Comment un inconnu du Tea Party a fait tomber la star du parti républicain et fait trembler la politique américaine

Fondapol | 19 juin 2014

19.06.20144Comment un inconnu du Tea Party a fait tomber la star du parti républicain et fait trembler la politique américaine

Le républicain Eric Cantor, numéro deux de la Chambre des représentants des Etats-Unis, a perdu de façon totalement inattendue la primaire de Virgine en vue des élections de mi-mandat. Cette défaite face à un activiste inconnu du Tea Party a provoqué un séisme au sein du Parti Républicain (Grand Old Party [1]).

Une défaite historique pour les Républicains

Considéré depuis 2001 comme une étoile montante du GOP, Eric Cantor est aujourd’hui l’un des républicains les plus influents de la Chambre des représentants. Elu de Virginie et président de la majorité, sa notoriété le désignait successeur du Speaker[2] John Boehner lors des prochaines élections du Congrès. Faisant figure de favori lors des primaires républicaines du 10 juin dernier, le match semblait presque joué d’avance… Suite à une campagne spectaculaire de publicité d’un million de dollars, les sondages lui promettaient un avantage de 34 points sur son concurrent !

Contre toute attente, un écart de 7000 voix a été enregistré en la défaveur d’Eric Cantor. A 55% contre 45%[3], le candidat David Brat soutenu par le Tea Party a créé la surprise. Aucun expert politique n’avait prévu ce revirement : le leader républicain s’est fait battre par un professeur d’économie locale inconnu du grand public. Seul Robert Costa, journaliste au Washington Post[4], avait alerté l’opinion sur la popularité surprenante de l’outsider. Bien qu’Eric Cantor soit l’un des collecteurs de fonds les plus importants, son budget largement supérieur à celui de David Brat (5,4 millions contre 207 000 dollars) ne lui a pas assuré la victoire. Il est le premier dirigeant de la majorité à perdre une primaire en 115 ans.

Un retournement de situation inopiné

L’échec d’Eric Cantor a défrayé la chronique américaine. C’est notamment son assimilation à une « créature de Washington » guidée par l’opportunisme politique qui lui a été reproché par David Brat, mais aussi par son propre camp. Avide de pouvoir, Eric Cantor se revendiquait tour à tour de l’establishment ou des « young guns »[5], ce qui a conduit ses pairs à le comparer à un personnage de « House of Cards »[6] dont la loyauté sert uniquement l’ambition et l’avancement. Cette inconstance a dégradé son image auprès de l’électorat républicain.

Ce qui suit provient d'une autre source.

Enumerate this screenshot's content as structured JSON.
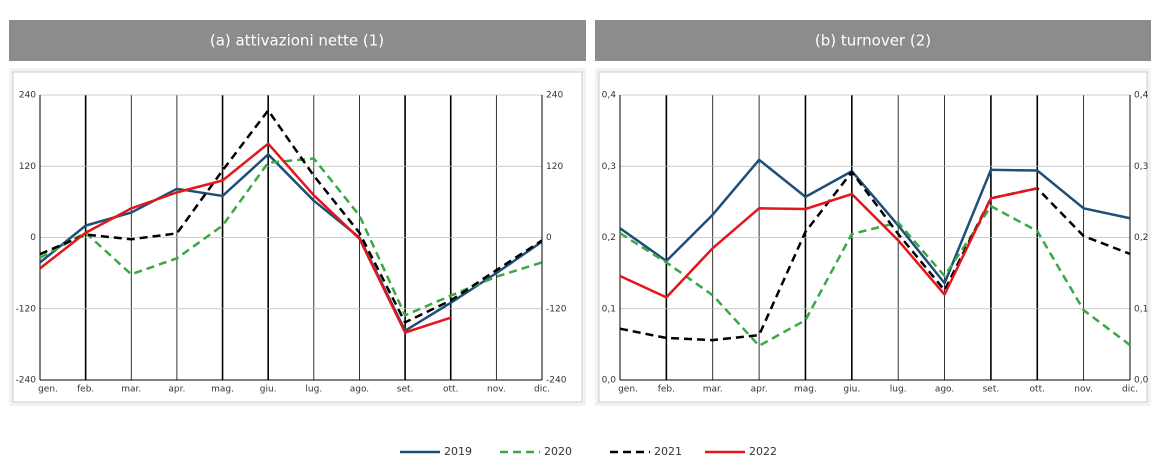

David Brat a profité de ce discrédit relatif pour détourner les faiblesses de son concurrent à son avantage. Il a notamment reproché à Eric Cantor d’être trop modéré sur les questions fiscales et de santé (Obamacare). A la Chambre, Eric Cantor s’est en effet distingué par sa capacité à faire des compromis, notamment sur le vote du budget 2014. Il a ainsi contribué à mettre fin au « shutdown »[7] avec les autres dirigeants du GOP[8]. Cette prise de position qui se voulait constructive pour le pays, et avait été saluée comme telle, lui a valu les critiques des plus radicaux des républicains.

L’immigration cristallise le débat

« A vote for Eric Cantor is a vote for open borders »[9] a été l’argument de choc de David Brat tout au long de la campagne, qui a reproché à son adversaire ses positions modérées sur le sujet de l’immigration. Eric Cantor avait promis d’accorder la citoyenneté américaine aux enfants entrés illégalement sur le territoire[10], ce qui lui a valu d’être caricaturé comme promoteur d’une amnistie généralisée. David Brat a d’ailleurs envoyé des milliers de mails en accusant son rival de vouloir donner « illegal aliens amnesty » [11]. Au sein de son groupe parlementaire, Eric Cantor est pourtant l’un des plus rigides en matière de politique migratoire[12].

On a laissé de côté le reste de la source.